[comp.lang.prolog] Difficulty of DCGS -- a clarification

ok@quintus.UUCP (Richard A. O'Keefe) (04/30/88)

Fernando has pointed out that my recent posting may be confusing.
For a graph with |V| vertices and |E| edges, it is obviously
possible to parse the list that represents it using the grammar
Gk in time O(|V|**k x |E|).  For fixed k, this is polynomial in
the size of the *input*.  What it is exponential in is the size
of the *grammar*.

It should be obvious that function-free DCGs can be parsed in time
polynomial in the size of the input.  Suppose that there are |C|
distinct constants, and that a particular rule contains N variables.
Then that rule corresponds to at most |C|**N rules with all arguments
ground.  In the worst case, |C| and |N| can both be O(|G|).
Now Earley's algorithm takes time O(|G|**2 x |L|**3) to parse a list
of length |L|, so we can parse a string of length |L| according to
a function-free DCG in time O(|G|**|G| x |L|**3), which is polynomial
in |L|.  But the multiplier can be _huge_.
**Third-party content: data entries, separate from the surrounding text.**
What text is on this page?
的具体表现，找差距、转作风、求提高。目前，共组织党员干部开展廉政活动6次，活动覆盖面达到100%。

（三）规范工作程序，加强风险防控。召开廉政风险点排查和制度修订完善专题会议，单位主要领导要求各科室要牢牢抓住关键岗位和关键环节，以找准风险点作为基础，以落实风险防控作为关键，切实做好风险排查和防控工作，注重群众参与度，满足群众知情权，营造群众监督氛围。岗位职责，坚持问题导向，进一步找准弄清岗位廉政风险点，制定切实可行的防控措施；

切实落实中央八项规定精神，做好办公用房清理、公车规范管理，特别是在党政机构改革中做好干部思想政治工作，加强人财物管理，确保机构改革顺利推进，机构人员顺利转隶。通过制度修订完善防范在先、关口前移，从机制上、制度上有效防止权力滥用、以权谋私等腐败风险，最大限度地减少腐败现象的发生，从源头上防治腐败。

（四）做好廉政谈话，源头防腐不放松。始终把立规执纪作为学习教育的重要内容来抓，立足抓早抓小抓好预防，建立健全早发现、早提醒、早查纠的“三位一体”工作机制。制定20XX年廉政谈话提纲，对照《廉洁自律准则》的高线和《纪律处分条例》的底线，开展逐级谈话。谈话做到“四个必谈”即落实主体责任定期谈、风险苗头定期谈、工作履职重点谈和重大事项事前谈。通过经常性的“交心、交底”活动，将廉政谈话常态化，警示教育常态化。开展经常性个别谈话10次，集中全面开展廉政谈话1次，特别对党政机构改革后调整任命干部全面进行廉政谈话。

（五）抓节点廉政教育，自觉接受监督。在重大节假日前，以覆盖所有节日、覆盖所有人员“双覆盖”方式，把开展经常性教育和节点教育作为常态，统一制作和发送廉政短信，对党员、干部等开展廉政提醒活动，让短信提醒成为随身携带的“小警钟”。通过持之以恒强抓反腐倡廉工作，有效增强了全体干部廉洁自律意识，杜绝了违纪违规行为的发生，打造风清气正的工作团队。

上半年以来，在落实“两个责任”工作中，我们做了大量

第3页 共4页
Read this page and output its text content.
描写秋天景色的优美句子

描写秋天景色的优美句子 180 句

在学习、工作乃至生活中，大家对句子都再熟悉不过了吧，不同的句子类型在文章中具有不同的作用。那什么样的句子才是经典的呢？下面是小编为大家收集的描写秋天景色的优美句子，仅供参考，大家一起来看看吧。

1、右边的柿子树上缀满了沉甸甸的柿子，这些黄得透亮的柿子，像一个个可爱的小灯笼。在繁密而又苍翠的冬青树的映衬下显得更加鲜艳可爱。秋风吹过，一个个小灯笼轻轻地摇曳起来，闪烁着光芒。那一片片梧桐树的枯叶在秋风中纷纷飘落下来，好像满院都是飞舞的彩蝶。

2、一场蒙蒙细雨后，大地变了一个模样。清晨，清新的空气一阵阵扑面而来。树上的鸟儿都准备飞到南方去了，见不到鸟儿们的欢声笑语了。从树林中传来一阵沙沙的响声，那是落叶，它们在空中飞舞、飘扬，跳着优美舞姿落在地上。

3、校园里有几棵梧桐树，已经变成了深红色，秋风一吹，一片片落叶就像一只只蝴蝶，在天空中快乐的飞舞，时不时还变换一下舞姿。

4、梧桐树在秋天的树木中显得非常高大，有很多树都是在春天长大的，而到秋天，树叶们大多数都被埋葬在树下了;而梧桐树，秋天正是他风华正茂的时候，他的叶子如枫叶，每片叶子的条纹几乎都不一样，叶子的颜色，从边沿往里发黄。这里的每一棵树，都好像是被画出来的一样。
Hmmm.  I think there is a big difference here between function-free DCGs
where terminals can only be constants (to which the |G|**|G| x |L|**3
bound is applicable) and ones where terminals in rules can be variables
(still, I think, polynomial, but the degree depends on the grammar).

There's an interesting correspondence between this example and BB&R's
analysis of Sheiber's method for parsing ID/LP grammars.  They show
that his method can require exponential time, but to do that you have
to devote most of the bulk of the grammar to a few very long rules.
If there is a smallish length bound on rules (and practical grammars
tend to have lots of short rules) Sheiber's algorithm is polynomial,
even in grammar size.

It's not without significance that the transitive closure and vertex
cover examples both required the arity of the terms to be unbounded.
Natural language grammars tend to have lots of rules all of which are
fairly short (I think any rule with more than say 6 elements on its
right would be pretty grossly implausible), and the number of agreement
features is usually pretty small.

I should make it clear that these postings are to be read as the results
of a beginner in the field who is hoping to provoke some discussion.